DE Seminar: Ellie Gurvich (UMBC)
Seminar and Oral Examination
Monday, December 6, 2021 · 11 AM - 12 PM
Title: Analysis of Poroelastic Systems describing Biological Tissues
Abstract:
The mathematical theory of poroelasticity was developed for geoscience applications (e.g., petroleum engineering). More recently, it has been incorporated into biological models, owing to the poroelastic nature of biological tissues. Poroelastic systems, which relate porous structural deformations to saturated fluid pressure, are typically described by Biot's equations. For the parameters of physical interest, a quasi-static approximation leads to dynamics which can be represented as an implicit evolution. Moreover, compressibility in Biot's equations is a significant consideration, and, in the incompressible limit, Biot's model degenerates.
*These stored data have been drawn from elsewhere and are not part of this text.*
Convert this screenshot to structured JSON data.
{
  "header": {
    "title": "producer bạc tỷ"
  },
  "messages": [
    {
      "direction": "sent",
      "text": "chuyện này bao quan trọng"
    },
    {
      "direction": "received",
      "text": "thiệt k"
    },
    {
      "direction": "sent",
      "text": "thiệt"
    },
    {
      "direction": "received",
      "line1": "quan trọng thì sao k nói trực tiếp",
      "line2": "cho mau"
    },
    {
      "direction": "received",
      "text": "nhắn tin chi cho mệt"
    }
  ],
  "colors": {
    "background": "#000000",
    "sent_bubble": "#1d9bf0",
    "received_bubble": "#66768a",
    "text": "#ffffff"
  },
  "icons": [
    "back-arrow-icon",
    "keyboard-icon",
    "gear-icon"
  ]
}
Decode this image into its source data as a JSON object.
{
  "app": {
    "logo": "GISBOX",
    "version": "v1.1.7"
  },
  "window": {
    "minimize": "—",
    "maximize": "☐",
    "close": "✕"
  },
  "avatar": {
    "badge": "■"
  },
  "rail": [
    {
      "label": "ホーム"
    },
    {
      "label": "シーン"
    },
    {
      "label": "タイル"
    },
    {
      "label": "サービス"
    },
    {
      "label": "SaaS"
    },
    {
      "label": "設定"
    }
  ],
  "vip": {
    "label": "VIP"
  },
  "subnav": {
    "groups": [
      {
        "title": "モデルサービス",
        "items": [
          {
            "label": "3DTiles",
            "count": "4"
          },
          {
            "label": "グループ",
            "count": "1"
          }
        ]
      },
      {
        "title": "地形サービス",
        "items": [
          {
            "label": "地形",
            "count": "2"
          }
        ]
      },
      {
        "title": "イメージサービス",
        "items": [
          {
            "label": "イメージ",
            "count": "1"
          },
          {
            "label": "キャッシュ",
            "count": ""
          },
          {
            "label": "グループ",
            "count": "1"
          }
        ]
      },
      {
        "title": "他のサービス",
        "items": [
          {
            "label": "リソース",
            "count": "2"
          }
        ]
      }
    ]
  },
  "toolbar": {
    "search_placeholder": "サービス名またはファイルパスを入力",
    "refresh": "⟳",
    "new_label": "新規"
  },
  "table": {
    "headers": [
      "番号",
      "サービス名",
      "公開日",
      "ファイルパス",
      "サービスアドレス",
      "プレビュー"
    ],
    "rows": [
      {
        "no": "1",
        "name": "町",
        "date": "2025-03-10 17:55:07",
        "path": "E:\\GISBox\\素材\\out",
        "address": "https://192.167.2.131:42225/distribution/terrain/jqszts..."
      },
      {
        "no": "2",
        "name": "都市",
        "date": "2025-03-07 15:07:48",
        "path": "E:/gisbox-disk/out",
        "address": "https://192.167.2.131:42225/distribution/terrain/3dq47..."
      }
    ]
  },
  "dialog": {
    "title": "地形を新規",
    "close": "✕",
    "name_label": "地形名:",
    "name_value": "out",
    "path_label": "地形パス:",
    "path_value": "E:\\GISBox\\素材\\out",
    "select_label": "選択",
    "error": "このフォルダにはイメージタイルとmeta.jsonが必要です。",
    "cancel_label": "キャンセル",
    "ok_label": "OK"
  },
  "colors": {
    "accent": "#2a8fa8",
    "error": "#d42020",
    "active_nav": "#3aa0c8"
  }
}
We present a biologically-motivated multilayered system, describing the coupled dynamics of a 3D poroelastic structure, a poroelastic plate, and a free Stokes flow. We will largely focus on related two sub-problems, to gain a better understanding this extremely complex system. First, we give a complete well-posedness analysis of the poroelastic plate utilizing variational tools; secondly, we give a semigroup analysis of a coupled Biot-Stokes problem. The most interesting cases are singular limits, leading us to abstract implicit, degenerate evolutions, of which we provide a brief overview.
The talk will be 50 minutes, with 10 minutes for public questions.